Challenges and questions
The mini-presentations above and related discussion took most of the allotted time. A few nuggets below - and people are welcome to add their thoughts via WikiMagic.
- Do we want to more tightly align the many efforts at UBC that might best be described as "open education"?
- If so, what would be an appropriate framework for that?
-- No proper discussion. Perhaps future meetings can consider the pros and cons of the OCW Consortium, or adopting the Cape Town Declaration as frames to define future activity.
-- A common theme was the sense of engaging students to think of themselves as writers, as creators, rather than simply consumers of their educational experiences. Perhaps we can elaborate on that in future meetings.
- I would certainly be keen on there being more links between those of us who are working under this (large and motley) umbrella that is "open education." --Jbmurray 02:49, 28 October 2009 (UTC)
- There is some confusion about what the university's policies regarding issues such as intellectual property. How best to make inquiries and get more clarity?
-- Again, an issue that will require more discussion. In his opening remarks, Dr. Willinsky seemed to suggest a more assertive sense of academic exemptions allowed under law, that these protections and the potential they allow is in a sense a "public trust", and how we exercise those rights justifies that trust.

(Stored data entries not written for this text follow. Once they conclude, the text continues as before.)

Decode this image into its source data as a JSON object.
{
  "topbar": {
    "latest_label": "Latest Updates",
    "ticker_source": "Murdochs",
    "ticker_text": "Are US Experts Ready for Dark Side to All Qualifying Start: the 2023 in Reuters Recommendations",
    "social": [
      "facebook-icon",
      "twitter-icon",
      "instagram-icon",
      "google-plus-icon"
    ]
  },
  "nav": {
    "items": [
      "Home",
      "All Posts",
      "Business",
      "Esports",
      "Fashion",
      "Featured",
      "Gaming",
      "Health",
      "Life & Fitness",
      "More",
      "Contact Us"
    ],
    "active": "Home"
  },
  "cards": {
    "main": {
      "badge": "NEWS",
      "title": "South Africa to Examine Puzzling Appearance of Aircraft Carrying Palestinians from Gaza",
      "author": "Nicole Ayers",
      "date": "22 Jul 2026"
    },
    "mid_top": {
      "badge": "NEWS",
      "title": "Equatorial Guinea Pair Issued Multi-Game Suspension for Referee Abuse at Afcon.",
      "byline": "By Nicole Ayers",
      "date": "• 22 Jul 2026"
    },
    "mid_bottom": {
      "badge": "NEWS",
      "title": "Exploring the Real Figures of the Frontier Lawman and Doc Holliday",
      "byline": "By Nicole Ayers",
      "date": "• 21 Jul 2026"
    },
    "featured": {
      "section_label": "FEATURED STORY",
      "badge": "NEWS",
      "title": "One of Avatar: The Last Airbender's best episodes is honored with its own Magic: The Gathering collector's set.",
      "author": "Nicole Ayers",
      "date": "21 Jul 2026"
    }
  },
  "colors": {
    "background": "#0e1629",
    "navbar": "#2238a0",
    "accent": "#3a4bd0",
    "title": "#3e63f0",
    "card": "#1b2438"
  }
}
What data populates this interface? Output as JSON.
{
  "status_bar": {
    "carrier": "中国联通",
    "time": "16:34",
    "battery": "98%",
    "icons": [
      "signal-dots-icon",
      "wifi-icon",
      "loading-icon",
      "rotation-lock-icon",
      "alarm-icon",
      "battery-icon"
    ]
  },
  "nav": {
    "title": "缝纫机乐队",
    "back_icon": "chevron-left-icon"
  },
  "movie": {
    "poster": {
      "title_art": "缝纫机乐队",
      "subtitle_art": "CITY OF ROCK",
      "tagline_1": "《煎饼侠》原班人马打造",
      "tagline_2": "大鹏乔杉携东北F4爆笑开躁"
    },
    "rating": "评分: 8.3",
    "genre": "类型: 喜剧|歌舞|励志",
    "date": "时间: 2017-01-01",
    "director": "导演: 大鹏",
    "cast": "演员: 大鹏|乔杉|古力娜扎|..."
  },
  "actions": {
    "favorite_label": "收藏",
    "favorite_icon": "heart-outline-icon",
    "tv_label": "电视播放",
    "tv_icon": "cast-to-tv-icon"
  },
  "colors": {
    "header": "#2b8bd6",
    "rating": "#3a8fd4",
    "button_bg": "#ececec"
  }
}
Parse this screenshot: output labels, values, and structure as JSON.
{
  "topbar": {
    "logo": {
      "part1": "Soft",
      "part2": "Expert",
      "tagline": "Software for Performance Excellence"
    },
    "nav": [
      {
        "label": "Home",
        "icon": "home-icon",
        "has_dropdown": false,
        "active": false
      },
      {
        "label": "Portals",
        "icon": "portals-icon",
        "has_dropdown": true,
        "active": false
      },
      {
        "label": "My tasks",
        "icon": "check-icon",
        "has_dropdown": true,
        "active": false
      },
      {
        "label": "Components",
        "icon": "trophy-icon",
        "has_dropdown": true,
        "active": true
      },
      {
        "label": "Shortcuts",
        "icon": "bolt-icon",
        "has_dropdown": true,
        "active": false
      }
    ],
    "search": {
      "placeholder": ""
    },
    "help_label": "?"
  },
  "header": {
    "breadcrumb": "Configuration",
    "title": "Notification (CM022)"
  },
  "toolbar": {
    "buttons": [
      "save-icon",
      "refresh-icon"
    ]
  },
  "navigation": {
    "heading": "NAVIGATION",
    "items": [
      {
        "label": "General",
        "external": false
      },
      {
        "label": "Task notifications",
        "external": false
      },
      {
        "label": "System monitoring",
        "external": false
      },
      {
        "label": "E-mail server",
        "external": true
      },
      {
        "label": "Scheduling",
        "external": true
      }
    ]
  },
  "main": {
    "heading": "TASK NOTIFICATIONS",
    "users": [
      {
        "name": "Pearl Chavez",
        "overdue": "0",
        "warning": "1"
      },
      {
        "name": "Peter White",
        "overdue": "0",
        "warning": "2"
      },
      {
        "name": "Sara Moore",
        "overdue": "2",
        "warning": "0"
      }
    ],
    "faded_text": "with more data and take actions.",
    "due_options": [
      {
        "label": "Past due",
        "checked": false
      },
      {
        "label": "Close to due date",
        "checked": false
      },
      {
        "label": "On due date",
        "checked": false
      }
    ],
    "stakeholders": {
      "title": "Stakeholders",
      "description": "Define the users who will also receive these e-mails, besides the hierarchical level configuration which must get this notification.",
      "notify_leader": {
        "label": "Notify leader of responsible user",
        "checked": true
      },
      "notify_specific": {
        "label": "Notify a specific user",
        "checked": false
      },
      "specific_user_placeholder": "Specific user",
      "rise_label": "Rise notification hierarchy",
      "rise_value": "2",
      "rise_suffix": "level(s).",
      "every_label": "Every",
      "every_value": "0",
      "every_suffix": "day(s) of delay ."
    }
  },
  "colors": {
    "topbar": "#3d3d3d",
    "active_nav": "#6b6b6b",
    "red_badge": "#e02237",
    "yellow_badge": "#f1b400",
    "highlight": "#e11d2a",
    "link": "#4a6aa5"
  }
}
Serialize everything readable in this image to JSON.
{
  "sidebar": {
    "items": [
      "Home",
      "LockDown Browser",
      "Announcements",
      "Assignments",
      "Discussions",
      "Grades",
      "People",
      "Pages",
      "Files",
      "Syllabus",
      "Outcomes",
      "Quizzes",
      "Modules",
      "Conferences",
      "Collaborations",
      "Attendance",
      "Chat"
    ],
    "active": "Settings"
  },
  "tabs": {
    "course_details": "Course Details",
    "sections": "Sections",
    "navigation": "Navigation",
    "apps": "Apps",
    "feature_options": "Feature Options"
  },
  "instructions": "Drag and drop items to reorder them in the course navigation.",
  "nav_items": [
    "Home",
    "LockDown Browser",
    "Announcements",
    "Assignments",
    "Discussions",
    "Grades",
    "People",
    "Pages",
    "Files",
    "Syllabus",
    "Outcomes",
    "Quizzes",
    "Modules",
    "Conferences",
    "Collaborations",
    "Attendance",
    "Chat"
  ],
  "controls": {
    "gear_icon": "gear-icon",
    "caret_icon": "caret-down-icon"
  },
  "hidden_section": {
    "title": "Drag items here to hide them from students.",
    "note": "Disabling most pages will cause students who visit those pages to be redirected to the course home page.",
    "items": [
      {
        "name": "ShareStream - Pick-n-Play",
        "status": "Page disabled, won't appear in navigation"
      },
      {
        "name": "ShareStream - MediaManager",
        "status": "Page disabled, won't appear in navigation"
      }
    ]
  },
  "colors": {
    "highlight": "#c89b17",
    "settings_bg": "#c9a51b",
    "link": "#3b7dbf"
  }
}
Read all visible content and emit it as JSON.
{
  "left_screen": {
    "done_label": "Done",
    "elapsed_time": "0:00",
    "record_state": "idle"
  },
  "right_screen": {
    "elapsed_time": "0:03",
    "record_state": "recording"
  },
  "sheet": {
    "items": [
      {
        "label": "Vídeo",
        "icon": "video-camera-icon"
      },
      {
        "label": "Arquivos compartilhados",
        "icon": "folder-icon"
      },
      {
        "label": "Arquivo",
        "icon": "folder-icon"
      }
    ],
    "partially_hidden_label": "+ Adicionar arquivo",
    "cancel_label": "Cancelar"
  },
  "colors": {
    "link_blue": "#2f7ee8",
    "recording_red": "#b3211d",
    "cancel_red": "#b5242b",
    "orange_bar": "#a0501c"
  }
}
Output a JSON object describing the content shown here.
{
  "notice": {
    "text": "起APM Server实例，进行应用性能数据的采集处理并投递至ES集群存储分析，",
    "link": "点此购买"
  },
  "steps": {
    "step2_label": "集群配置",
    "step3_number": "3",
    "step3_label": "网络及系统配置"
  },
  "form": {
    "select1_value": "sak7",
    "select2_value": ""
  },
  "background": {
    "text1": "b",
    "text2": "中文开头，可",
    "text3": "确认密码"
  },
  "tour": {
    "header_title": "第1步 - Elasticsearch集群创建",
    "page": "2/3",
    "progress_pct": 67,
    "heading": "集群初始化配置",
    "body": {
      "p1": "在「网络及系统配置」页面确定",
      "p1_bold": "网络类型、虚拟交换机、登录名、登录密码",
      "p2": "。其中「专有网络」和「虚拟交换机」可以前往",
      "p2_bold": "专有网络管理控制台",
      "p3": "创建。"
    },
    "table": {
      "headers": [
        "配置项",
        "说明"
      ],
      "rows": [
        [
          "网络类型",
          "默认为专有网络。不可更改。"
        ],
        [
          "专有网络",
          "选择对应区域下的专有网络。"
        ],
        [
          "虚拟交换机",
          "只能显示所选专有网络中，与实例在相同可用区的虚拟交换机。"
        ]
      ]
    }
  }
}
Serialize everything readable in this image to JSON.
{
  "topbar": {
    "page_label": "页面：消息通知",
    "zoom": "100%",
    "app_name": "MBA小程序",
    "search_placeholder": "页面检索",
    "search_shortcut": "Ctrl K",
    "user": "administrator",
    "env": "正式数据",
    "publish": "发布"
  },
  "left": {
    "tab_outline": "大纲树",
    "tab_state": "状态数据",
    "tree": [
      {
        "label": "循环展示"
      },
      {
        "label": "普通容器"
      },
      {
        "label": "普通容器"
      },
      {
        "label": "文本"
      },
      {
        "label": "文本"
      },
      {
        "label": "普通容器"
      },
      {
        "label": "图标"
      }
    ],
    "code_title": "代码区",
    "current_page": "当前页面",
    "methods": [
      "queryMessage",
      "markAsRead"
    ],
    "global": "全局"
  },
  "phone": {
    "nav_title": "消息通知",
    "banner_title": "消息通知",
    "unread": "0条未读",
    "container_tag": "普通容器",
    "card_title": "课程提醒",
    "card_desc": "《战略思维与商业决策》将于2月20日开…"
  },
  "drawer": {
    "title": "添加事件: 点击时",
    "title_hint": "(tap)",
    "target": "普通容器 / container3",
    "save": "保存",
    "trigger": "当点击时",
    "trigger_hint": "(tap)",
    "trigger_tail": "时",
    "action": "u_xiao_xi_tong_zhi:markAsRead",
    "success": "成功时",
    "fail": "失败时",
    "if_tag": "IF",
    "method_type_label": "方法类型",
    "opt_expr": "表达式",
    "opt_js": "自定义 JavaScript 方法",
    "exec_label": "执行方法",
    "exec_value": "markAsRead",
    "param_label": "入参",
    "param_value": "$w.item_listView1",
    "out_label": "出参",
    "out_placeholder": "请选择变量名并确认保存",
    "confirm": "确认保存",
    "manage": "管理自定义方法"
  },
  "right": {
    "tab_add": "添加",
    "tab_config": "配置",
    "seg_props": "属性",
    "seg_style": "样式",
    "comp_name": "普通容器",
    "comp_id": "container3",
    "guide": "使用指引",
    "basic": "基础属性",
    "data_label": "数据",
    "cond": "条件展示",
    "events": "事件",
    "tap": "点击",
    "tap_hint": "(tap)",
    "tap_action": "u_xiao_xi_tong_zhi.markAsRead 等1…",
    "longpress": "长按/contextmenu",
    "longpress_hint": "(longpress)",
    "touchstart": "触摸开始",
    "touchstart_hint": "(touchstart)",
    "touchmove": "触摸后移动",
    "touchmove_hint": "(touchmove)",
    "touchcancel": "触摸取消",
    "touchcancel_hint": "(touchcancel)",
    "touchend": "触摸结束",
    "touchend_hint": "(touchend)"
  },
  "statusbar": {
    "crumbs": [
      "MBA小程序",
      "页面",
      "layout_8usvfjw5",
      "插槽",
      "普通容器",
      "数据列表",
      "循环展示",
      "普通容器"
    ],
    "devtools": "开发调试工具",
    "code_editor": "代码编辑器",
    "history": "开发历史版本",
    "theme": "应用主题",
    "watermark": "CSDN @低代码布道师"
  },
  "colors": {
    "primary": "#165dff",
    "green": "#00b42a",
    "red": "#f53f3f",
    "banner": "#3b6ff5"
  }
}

- From an administrative perspective, when research contracts are negotiated and research accounts for projects are set up, the IP owner is indicated and signed off on before money is received. Therefore, for some research projects IP ownership is explicitly stated. As Overhead charges becomes mandatory on all research projects, I think a culture of IP ownership i.e. the value proposition, will take hold with faculty, who will in turn pass this cultural shift onto their students. -- User: Reibling
- Do the vision statements articulated in UBC's strategic plan (http://www.strategicplan.ubc.ca/vision_mission/) offer any opportunities?
-- Short answer, yes. There is language related to Open Access as well. But again, further discussion is required.
- How much of a threat is represented by Canada's pending copyright legislation? Is there anything can or should be doing?
-- Not discussed.
Next steps...
- Is this a conversation (and set of activities) we wish to continue? If so, what is the best way to move ahead? To communicate?
-- Not discussed in depth. However, as the meeting concluded Brian threatened further meetings, email, and he's plotting a blog and wiki resource centre. Nobody explicitly objected.
- Despite (because of) my failure to appear today, I would certainly be keen on continuing (joining) this conversation. --Jbmurray 02:50, 28 October 2009 (UTC)
- I am more focused on open access information flows for faculty, rather than students, but I believe the approaches are complementary. -- User: Reibling
- Who else needs to be part of this?